Un article de mon collègue Frédéric Charbonnier, Les inégalités de santé, face cachée des réformes des retraites, dans Les Echos du 19 décembre, attire utilement l’attention sur un point délicat : pour déterminer les droits à pension de chaque assuré social, ne serait-il pas normal, équitable, de tenir compte de l’espérance de vie, qui diffère assez fortement selon la catégorie socioprofessionnelle ?
Et l’inégalité d’espérance de vie entre hommes et femmes ?
J’irai d’ailleurs plus loin que F. Charbonnier, car s’il est vrai que les cadres vivent, en moyenne, plus longtemps que les ouvriers, les statistiques nous montrent aussi que les femmes vivent, toujours en moyenne, nettement plus longtemps que les hommes. Des données certaines, à savoir le nombre des décès par sexe et par âge en 2017, présentées sous la forme du graphique ci-dessous, émanant d’INSEE Focus n° 128 (octobre 2018) le montrent clairement :
Si l’on veut tenir compte de tous les facteurs influant sur la longévité, la complexité du système augmentera au lieu de diminuer
Si l’on veut se référer à des projections ou prévisions, l’INSEE nous propose les chiffres suivants pour l’espérance de vie par sexe et CSP en 2009-2013 en France :
A la lecture d’un tel tableau, il est clair que si l’on devait tenir compte de la CSP pour le calcul de la pension, il faudrait aussi tenir compte du sexe. Cela pourrait conduire à adopter une pluralité d’âges pivot, cet âge devenant fonction du sexe et de l’activité professionnelle puisque la longévité moyenne diffère à la fois selon le sexe et la CSP. La réforme, simplificatrice en remplaçant 42 régimes par un seul, entraînerait en contrepartie une complexité nouvelle, et une responsabilité accrue pour les actuaires, statisticiens et probabilistes chargés d’effectuer des prévisions d’espérance de vie par sexe et CSP, ou peut-être selon d’autres critères, qui pourraient être jugés meilleurs « prédicteurs » de la longévité, par exemple des données biologiques telles que la tension artérielle ou des données relatives au cursus de formation (un niveau élevé de diplôme est peut-être un prédicteur de plus grande longévité).
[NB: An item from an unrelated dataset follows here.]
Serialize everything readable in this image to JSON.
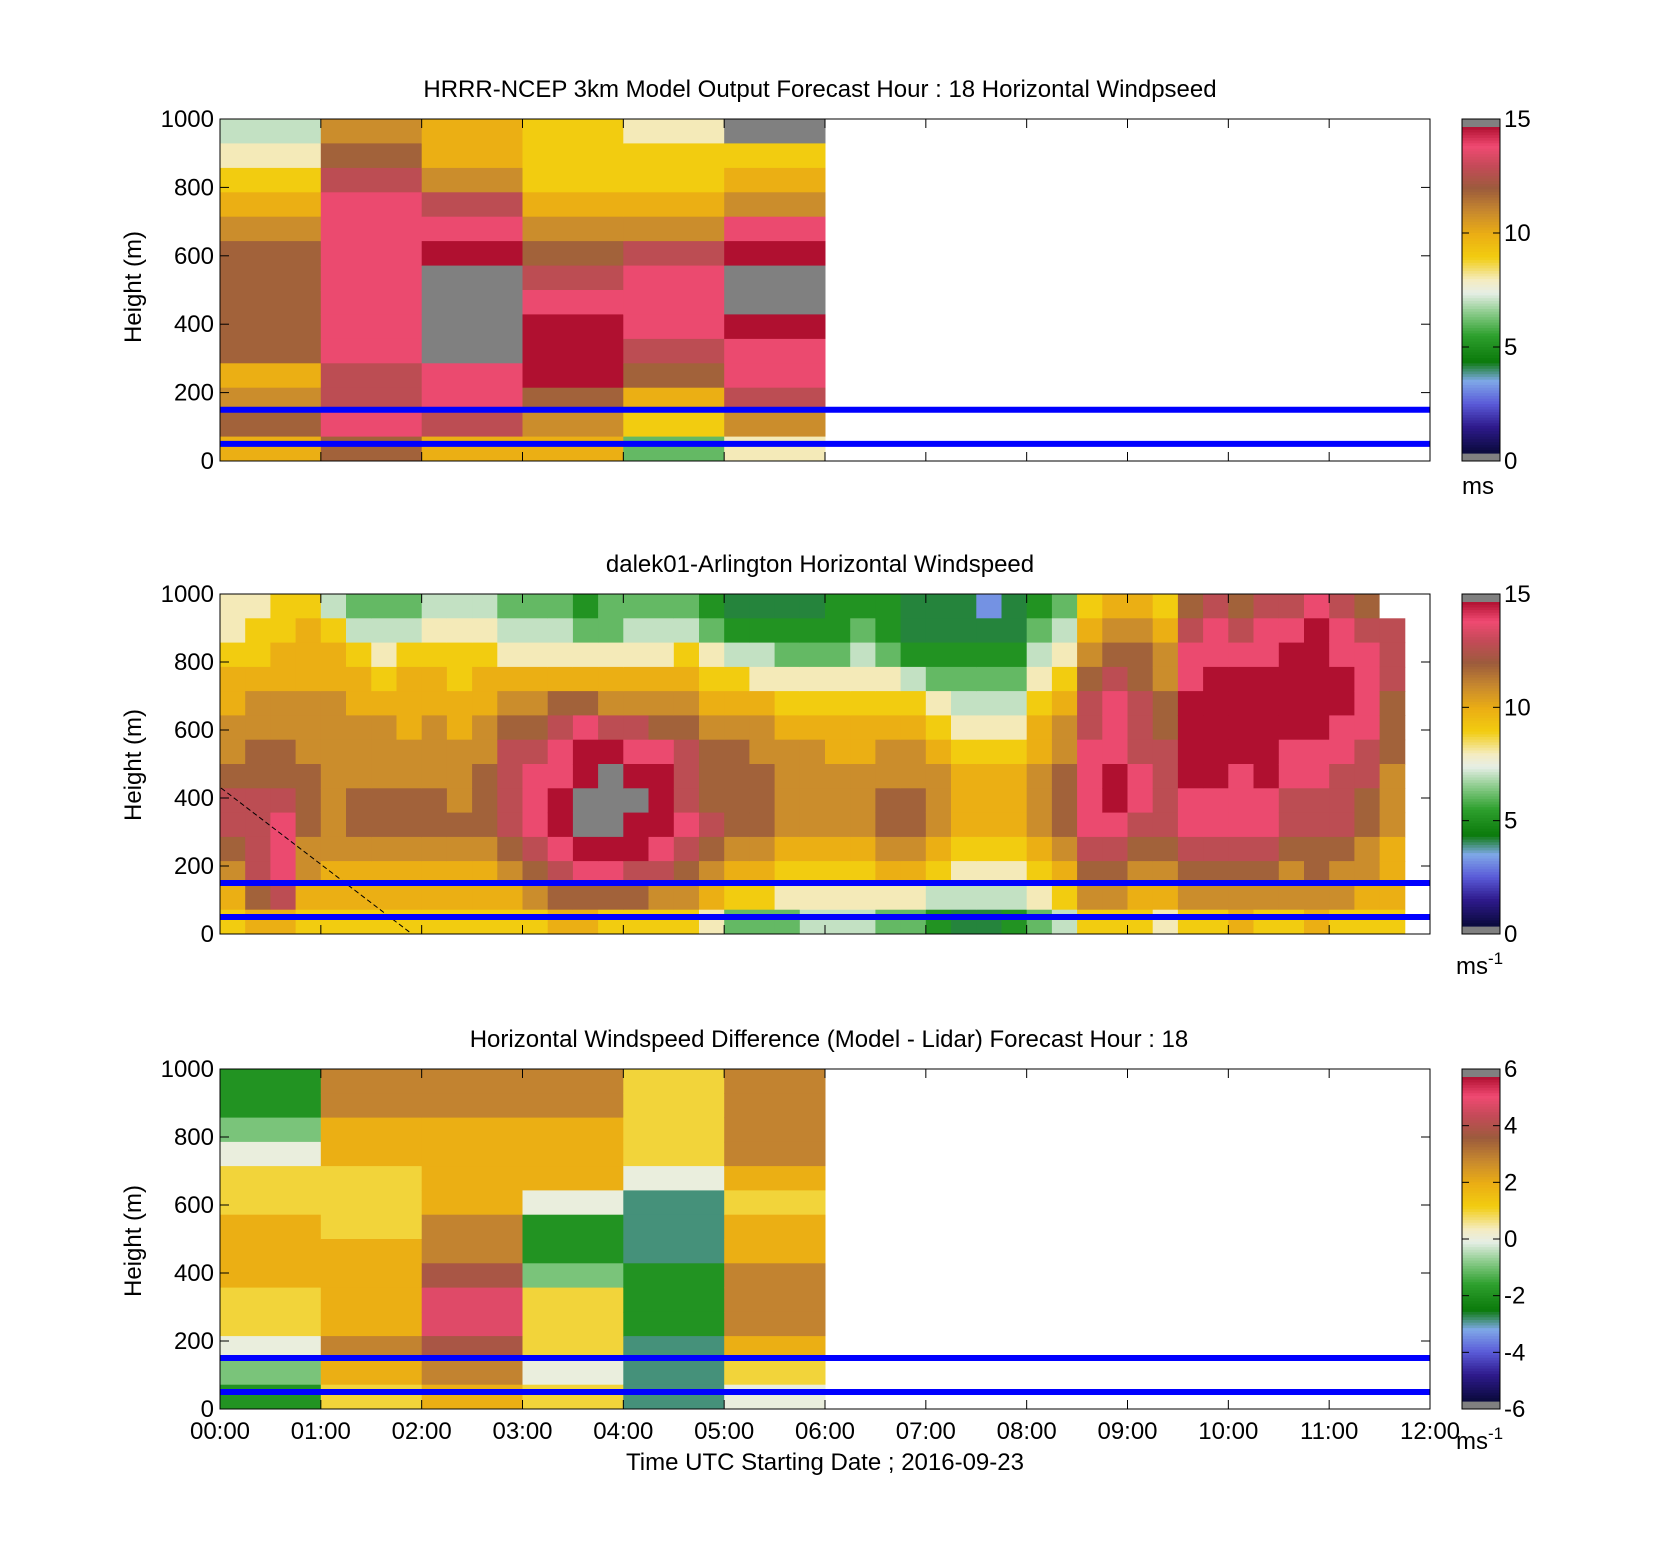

Il convient évidemment de réfléchir soigneusement à ce que l’on veut : un système facile à comprendre, mais dont l’équité laissera à désirer, ou un système très compliqué techniquement, procurant un niveau d’équité supérieure, sans pour autant être parfaitement équitable, car il est impossible de faire des prévisions parfaitement fiables. Ces questions n’ont pas été abordées, que je sache, par le Haut-commissariat à la réforme des retraites, et il est probable que si nos dirigeants veulent les étudier sérieusement, la réforme ne se fera pas d’ici la fin du quinquennat.
Concentrons-nous sur l’essentiel !
En tout état de cause, les inégalités découlant d’une insuffisante pris en compte des différences d’espérance de vie sont modestes en comparaison de l’injustice majeure que constitue l’attribution des droits à pension au prorata des cotisations vieillesse. L’urgence est de comprendre que « nous ne préparons pas nos pensions par nos cotisations, mais par nos enfants », selon la formule d’Alfred Sauvy, et d’en tirer la conséquence logique en attribuant enfin les droits à pension en fonction de la contribution de chacun à l’investissement dans la jeunesse.